The best thing about this is that you get to see how much the DESIGN of the knife is holding it back. The edge can cut, but the knife itself sucks. Worst I've ever seen was a Farberware Chef's...Worst. Cutter. Ever.

this leaves me a little confused, if you have crappy design + crappy steel, I would think you'd have a hard time attributing how much of the poor performance is because of the design, vs. the bad steel.
 
I'm gonna try and get some sort of sharpness out of the crappy Victorinox house knives in work and my plan is to thin them like crazy then use a 220 and 800 stone to get some sort of bevel on them. It should be interesting, none of them have ever ever been sharpened, just steeled to death
 
My neighbor has a 6" Chicago Cutlery chef that I've never been able to put a very good edge on it. The last time he gave it to me to sharpen, I tried thinning it and it seemed to help but I still wasn't very happy with the results. I ended up buying Vertigo's Carter SFZG Funayuki and gave that to him so I'll never have to see that CC knife again.
 
this leaves me a little confused, if you have crappy design + crappy steel, I would think you'd have a hard time attributing how much of the poor performance is because of the design, vs. the bad steel.

Well, the trick lies in understanding how cheap steel is intended to be sharpened.

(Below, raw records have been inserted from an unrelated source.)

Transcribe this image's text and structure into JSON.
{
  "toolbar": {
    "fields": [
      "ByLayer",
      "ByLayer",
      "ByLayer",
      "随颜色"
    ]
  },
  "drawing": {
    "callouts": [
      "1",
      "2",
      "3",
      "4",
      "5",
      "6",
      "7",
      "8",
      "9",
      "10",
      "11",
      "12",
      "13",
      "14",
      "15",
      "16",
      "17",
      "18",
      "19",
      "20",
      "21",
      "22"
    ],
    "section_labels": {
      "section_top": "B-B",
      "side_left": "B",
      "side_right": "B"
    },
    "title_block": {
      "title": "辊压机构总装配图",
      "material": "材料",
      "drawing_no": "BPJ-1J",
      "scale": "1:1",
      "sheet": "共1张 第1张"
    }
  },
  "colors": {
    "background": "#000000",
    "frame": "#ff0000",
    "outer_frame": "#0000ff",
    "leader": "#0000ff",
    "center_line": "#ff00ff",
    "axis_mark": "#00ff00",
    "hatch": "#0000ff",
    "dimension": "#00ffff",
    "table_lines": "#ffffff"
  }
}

I'm getting a good loupe in the mail, and I do plan on investigating the cause of this, but cheapo knives are easily over-sharpened. You give them love, they die on you. They are like a cactus--you water it, fertilize it, keep it cool, and it dies. The steel is designed by engineers to provide results for minimal effort. A great case in point is Dave's earlier statement that Shun's SG-2 takes a screaming edge off a belt sander--they are made to be sharpened that way at the factory, and Shun has the money to find and develop the steel to do it right.

You can get a $6 knife to knock any cutting test out of the park...but cutting food shows you why it was $6. I carry a $6 knife around to show to potential customers, like "Don't believe me? Try this versus anything you are using right now.", because it is sharp as heck, for a little while. Cheap steel can be easily sharpened, but bad design is not worth fixing.

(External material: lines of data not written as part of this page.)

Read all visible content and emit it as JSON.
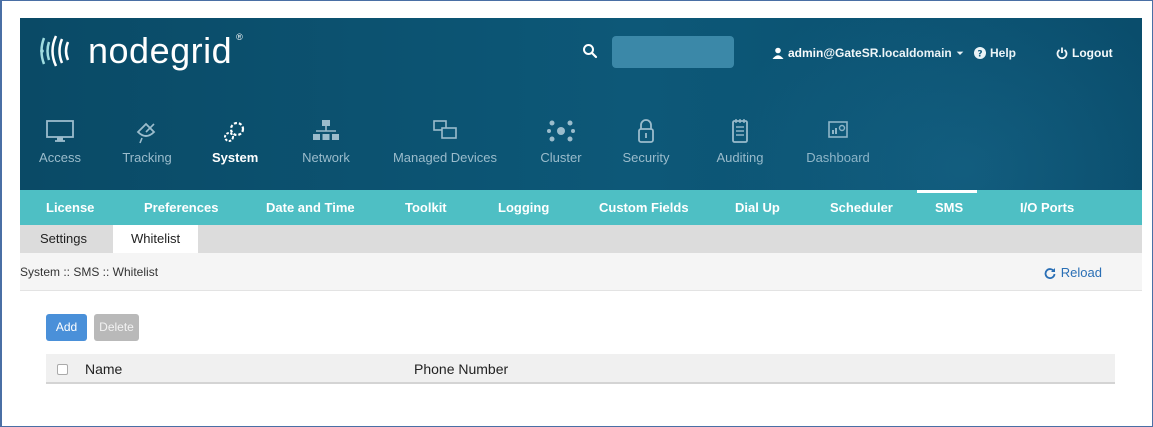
{
  "header": {
    "logo_text": "nodegrid",
    "logo_reg": "®",
    "search": {
      "placeholder": "",
      "icon": "search-icon"
    },
    "user_menu": "admin@GateSR.localdomain",
    "help": "Help",
    "logout": "Logout"
  },
  "main_nav": [
    {
      "label": "Access",
      "icon": "monitor-icon",
      "active": false
    },
    {
      "label": "Tracking",
      "icon": "satellite-icon",
      "active": false
    },
    {
      "label": "System",
      "icon": "gears-icon",
      "active": true
    },
    {
      "label": "Network",
      "icon": "network-icon",
      "active": false
    },
    {
      "label": "Managed Devices",
      "icon": "devices-icon",
      "active": false
    },
    {
      "label": "Cluster",
      "icon": "cluster-icon",
      "active": false
    },
    {
      "label": "Security",
      "icon": "lock-icon",
      "active": false
    },
    {
      "label": "Auditing",
      "icon": "notepad-icon",
      "active": false
    },
    {
      "label": "Dashboard",
      "icon": "dashboard-icon",
      "active": false
    }
  ],
  "sub_nav": [
    {
      "label": "License",
      "active": false
    },
    {
      "label": "Preferences",
      "active": false
    },
    {
      "label": "Date and Time",
      "active": false
    },
    {
      "label": "Toolkit",
      "active": false
    },
    {
      "label": "Logging",
      "active": false
    },
    {
      "label": "Custom Fields",
      "active": false
    },
    {
      "label": "Dial Up",
      "active": false
    },
    {
      "label": "Scheduler",
      "active": false
    },
    {
      "label": "SMS",
      "active": true
    },
    {
      "label": "I/O Ports",
      "active": false
    }
  ],
  "tabs": [
    {
      "label": "Settings",
      "active": false
    },
    {
      "label": "Whitelist",
      "active": true
    }
  ],
  "breadcrumb": "System :: SMS :: Whitelist",
  "reload": "Reload",
  "actions": {
    "add": "Add",
    "delete": "Delete"
  },
  "table": {
    "columns": [
      "Name",
      "Phone Number"
    ],
    "rows": []
  },
  "colors": {
    "header": "#0d5878",
    "subnav": "#4ebfc4",
    "add_button": "#4a90d9",
    "link": "#2a6fb5"
  }
}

Opposing case in point: the CCK 1303. Cheapo carbon steel on a good design. Cuts like crazy for about a day, and needs to be touched up, but you can use it pretty dull because the design is good. The steel just won't stay sharp for long.



The reason why cheap steel responds so poorly to over-buffing, I have yet to deduce. But I've gotten a knife to shave arm hair and wouldn't get through a carrot.
 
Make a bevel/make the planes meet (more or less) using a coarse or medium-coarse stone, and then use an Idahone to swipe off the stubborn burr and make a micro-bevel. I do this with all my cheap-ass beaters (of which I have quite a few, especially Kiwis which make handy steak knives among other things).
 
Just to add to this post, I tried sharpening a couple of the crappy Victorinox knives in work yesterday. There is basically no bevel on them, just a vague wavy line. Tried grinding one on a Naniwa 220 stone for about an hour and the bevel pretty much looked the same. Tried thinning it as well but it made little difference. I just gave up, guess I need something coarser or a belt sander. Not worth the hassle basically
 
I have this little Mexican lady who works my garde manger station; she brought this fake Shun looking, single bevel chefs knife in, and tried using a Wusthof pull through sharpener on it... needless to say, the damn thing was ruined. I put it on a 220grit to return it to single bevel for her, but it didn't fix the fact it's still a POS!